Violence in the novel included Isabel attacking a pervert truck driver, some peril at the end when there was a jailbreak, and some violent sickness. Alcohol and drugs were limited to the mention of cold beer, crack, pot, and some other liquor being mentioned. Here's where we get heavy, so hold on. Profanity included 1 cr*p, 7 b*tches, 10 h*lls, 5 d*amns, 1 c*ck, 3 p*ss, 1 N*gger, 1 *ss, 1 sh*t, and (hold onto 'er) 1 F-bomb. Sensuality included kissing, porn being mentioned, The Deed being done publicly in the park, John and Rachel making love, mention of Hannah and Tim making love, and one incredibly intense scene that put some readers off, in which Hannah stumbles upon two men having at a minor in a forest, and the scene is described at a highly non-exclusive level, if you catch my drift.
With a premise that is not new, but with a story that could have made it so, the execution of Away From left readers wanting far more than they were promised, and giving them far less than they expected. Speculation about end times has flown around the airwaves for years and years, and seeing how no man knows the day, I'm all for fooling around with theories, finding situations that could happen and making stories out of them.
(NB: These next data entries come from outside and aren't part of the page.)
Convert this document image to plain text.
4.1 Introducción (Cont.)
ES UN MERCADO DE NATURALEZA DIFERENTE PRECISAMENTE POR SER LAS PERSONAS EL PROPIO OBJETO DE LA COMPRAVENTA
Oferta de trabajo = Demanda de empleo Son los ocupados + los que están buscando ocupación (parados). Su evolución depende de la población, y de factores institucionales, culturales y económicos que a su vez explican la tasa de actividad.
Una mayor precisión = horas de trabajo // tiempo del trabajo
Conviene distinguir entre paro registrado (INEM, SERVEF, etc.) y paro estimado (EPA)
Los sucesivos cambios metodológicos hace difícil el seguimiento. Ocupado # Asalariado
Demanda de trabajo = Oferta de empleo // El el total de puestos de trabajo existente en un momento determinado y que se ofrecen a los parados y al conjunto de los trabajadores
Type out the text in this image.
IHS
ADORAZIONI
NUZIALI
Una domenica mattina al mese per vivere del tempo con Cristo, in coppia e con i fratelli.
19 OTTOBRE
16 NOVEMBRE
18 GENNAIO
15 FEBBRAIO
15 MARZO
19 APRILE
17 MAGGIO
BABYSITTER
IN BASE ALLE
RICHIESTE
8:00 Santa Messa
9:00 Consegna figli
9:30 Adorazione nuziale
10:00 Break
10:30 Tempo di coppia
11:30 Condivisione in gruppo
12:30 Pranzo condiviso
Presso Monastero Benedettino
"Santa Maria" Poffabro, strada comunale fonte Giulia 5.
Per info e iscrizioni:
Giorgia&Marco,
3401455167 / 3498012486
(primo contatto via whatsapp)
Fiction is all about "What if." Only, such fiction should never take itself as seriously as Away From, making claims that this is authoritative literature to the point of saying "This is how it's going to be," because if the future is how it looks in this novel, then Christians really have little to worry about when it comes to the ease of escaping the lackadaisical American government. Zann Renn's Away From is not a novel I would recommend, and I advise anyone looking into it to turn the other way and look elsewhere.